Up to half of the amount can be loaned for the commercial and rental rehabilitation projects with a maximum of $40,000.

The no-interest loans will be totally forgiven if the owner retains the property for 10 years. If the property is sold within four years, 100 percent of the loan must be repaid. After that, the amount forgiven is prorated on a monthly basis up to 10 years.

The funds may be used for building facades, structural improvements, meeting code, roofs, heating and cooling or plumbing upgrades. Interior remodeling costs, such as carpet, are not included.

Collins anticipates the city could receive additional funding if the grant is effectively administered and the city demonstrates a need for more funds.

In addition to the grant, 40 downtown businesses have signed up for a Lighting Blitz PowerGrant, Rep. Brita Sailer, DFL-Park Rapids successfully directing stimulus funds totaling $100,000 for environmental efficiency programs in the city.

Minnesota Power has been conducting walk-throughs in city businesses to identify lighting recommendations.

Loans of up to $5,000 may be accessed through the local banks and the credit union. There is $100,000 available, half the funding from Minnesota Power, half from the Office of Energy Security.

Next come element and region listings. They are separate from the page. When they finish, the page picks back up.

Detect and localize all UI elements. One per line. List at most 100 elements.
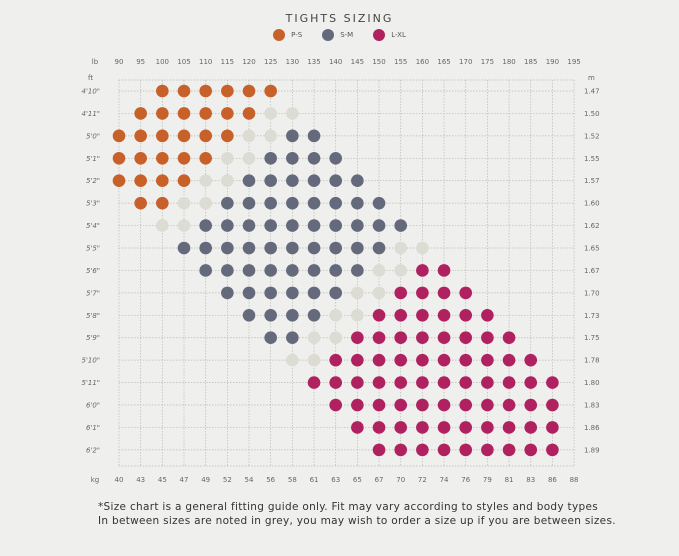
- size-dot-between: [416, 241, 429, 255]
- size-dot-sm: [221, 219, 234, 232]
- legend-item-sm: S-M: [322, 29, 353, 41]
- lb-tick-label: 140: [329, 58, 342, 66]
- size-dot-sm: [199, 241, 212, 255]
- size-dot-between: [351, 286, 364, 300]
- legend-swatch-ps: [273, 29, 286, 41]
- size-dot-lxl: [416, 264, 429, 277]
- size-dot-ps: [112, 174, 126, 188]
- size-dot-ps: [112, 151, 126, 165]
- height-ft-label: 5'9": [86, 334, 100, 342]
- height-m-label: 1.47: [584, 88, 600, 96]
- height-m-label: 1.73: [584, 312, 600, 320]
- size-dot-sm: [242, 196, 256, 210]
- size-dot-lxl: [351, 421, 364, 434]
- lb-tick-label: 150: [372, 58, 385, 66]
- size-dot-ps: [134, 107, 147, 120]
- size-dot-lxl: [524, 353, 538, 367]
- kg-tick-label: 63: [331, 476, 340, 484]
- lb-tick-label: 90: [115, 58, 124, 66]
- size-dot-ps: [112, 129, 126, 143]
- size-dot-between: [307, 353, 321, 367]
- size-dot-ps: [134, 174, 147, 188]
- size-dot-lxl: [351, 331, 364, 345]
- size-dot-lxl: [546, 443, 559, 457]
- size-dot-lxl: [524, 421, 538, 434]
- legend-label-sm: S-M: [340, 31, 354, 39]
- size-dot-ps: [177, 107, 191, 120]
- size-dot-ps: [221, 107, 234, 120]
- size-dot-sm: [286, 331, 299, 345]
- size-dot-sm: [329, 151, 343, 165]
- size-dot-lxl: [351, 376, 364, 389]
- size-dot-between: [156, 219, 169, 232]
- size-dot-lxl: [546, 398, 559, 412]
- size-dot-between: [264, 129, 277, 143]
- size-dot-between: [221, 151, 234, 165]
- size-dot-lxl: [524, 398, 538, 412]
- kg-tick-label: 79: [483, 476, 492, 484]
- size-dot-sm: [286, 174, 299, 188]
- size-dot-ps: [177, 129, 191, 143]
- height-m-label: 1.80: [584, 379, 600, 387]
- size-dot-lxl: [437, 353, 451, 367]
- size-dot-ps: [199, 151, 212, 165]
- size-dot-lxl: [459, 331, 473, 345]
- size-dot-between: [242, 151, 256, 165]
- height-m-label: 1.52: [584, 132, 600, 140]
- kg-tick-label: 65: [353, 476, 362, 484]
- size-dot-lxl: [524, 443, 538, 457]
- size-dot-lxl: [394, 331, 408, 345]
- kg-tick-label: 58: [288, 476, 297, 484]
- chart-title: TIGHTS SIZING: [285, 12, 394, 25]
- size-dot-lxl: [437, 309, 451, 322]
- size-dot-sm: [329, 219, 343, 232]
- size-dot-sm: [329, 241, 343, 255]
- size-dot-ps: [242, 107, 256, 120]
- size-dot-sm: [286, 151, 299, 165]
- lb-tick-label: 115: [221, 58, 234, 66]
- size-dot-sm: [242, 241, 256, 255]
- kg-tick-label: 49: [201, 476, 210, 484]
- size-dot-between: [394, 264, 408, 277]
- size-dot-lxl: [351, 353, 364, 367]
- size-dot-sm: [264, 174, 277, 188]
- kg-tick-label: 67: [375, 476, 384, 484]
- size-dot-lxl: [437, 443, 451, 457]
- kg-tick-label: 52: [223, 476, 232, 484]
- kg-tick-label: 61: [310, 476, 319, 484]
- size-dot-sm: [307, 219, 321, 232]
- height-m-label: 1.65: [584, 245, 600, 253]
- size-dot-sm: [394, 219, 408, 232]
- height-m-label: 1.67: [584, 267, 600, 275]
- kg-tick-label: 83: [526, 476, 535, 484]
- size-dot-lxl: [372, 421, 386, 434]
- size-dot-sm: [221, 196, 234, 210]
- size-dot-between: [221, 174, 234, 188]
- size-dot-ps: [177, 151, 191, 165]
- size-dot-sm: [286, 219, 299, 232]
- height-ft-label: 5'10": [81, 357, 100, 365]
- height-m-label: 1.55: [584, 155, 600, 163]
- size-dot-lxl: [394, 286, 408, 300]
- size-dot-lxl: [459, 376, 473, 389]
- size-dot-ps: [156, 107, 169, 120]
- size-dot-sm: [199, 264, 212, 277]
- size-dot-lxl: [459, 286, 473, 300]
- size-dot-lxl: [416, 376, 429, 389]
- size-dot-lxl: [481, 443, 494, 457]
- size-dot-sm: [307, 129, 321, 143]
- size-dot-ps: [134, 151, 147, 165]
- lb-tick-label: 95: [136, 58, 145, 66]
- size-dot-ps: [177, 84, 191, 98]
- size-dot-between: [329, 331, 343, 345]
- size-dot-ps: [156, 174, 169, 188]
- size-dot-lxl: [502, 331, 516, 345]
- height-ft-label: 5'4": [86, 222, 100, 230]
- size-dot-lxl: [481, 398, 494, 412]
- size-dot-lxl: [416, 398, 429, 412]
- lb-tick-label: 170: [459, 58, 472, 66]
- height-ft-label: 5'3": [86, 200, 100, 208]
- size-dot-lxl: [524, 376, 538, 389]
- size-dot-lxl: [502, 443, 516, 457]
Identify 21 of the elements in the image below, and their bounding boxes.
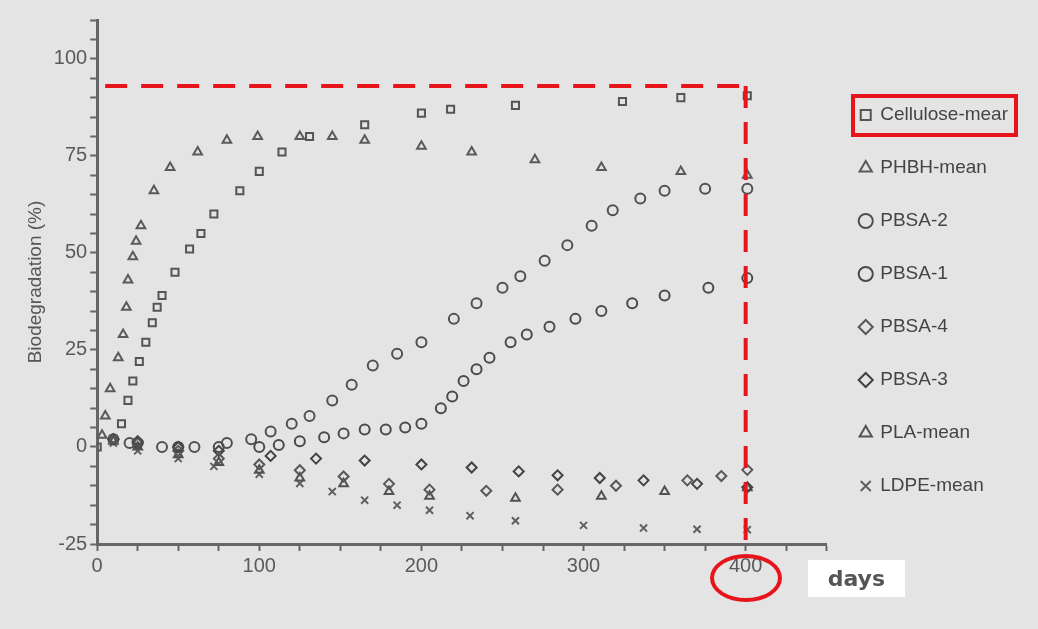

The city administers the revolving loan fund.

The projects have an estimated three-year - or less - payback rate.

Park Rapids HRA will administer a $50,000 appliance rebate program and a buy-down for the cost of residential energy audits.

And a facelift could be on the horizon for Main street enterprises.

As part of the downtown improvement project, several businesses expressed a need for facade improvements.

With the aid of a $15,000 grant from the Hewitt family, Paul Richards of Widseth Smith Nolting was hired to conduct research on Park Rapids' history via photographs and sketches.

He then rendered drawings of updated storefronts, with a quaint village-style appeal, and compiled materials needed for the projects.

The improvements, Collins said, are under consideration by the business owners, with further loan or grant funding possibly to be sought for projects.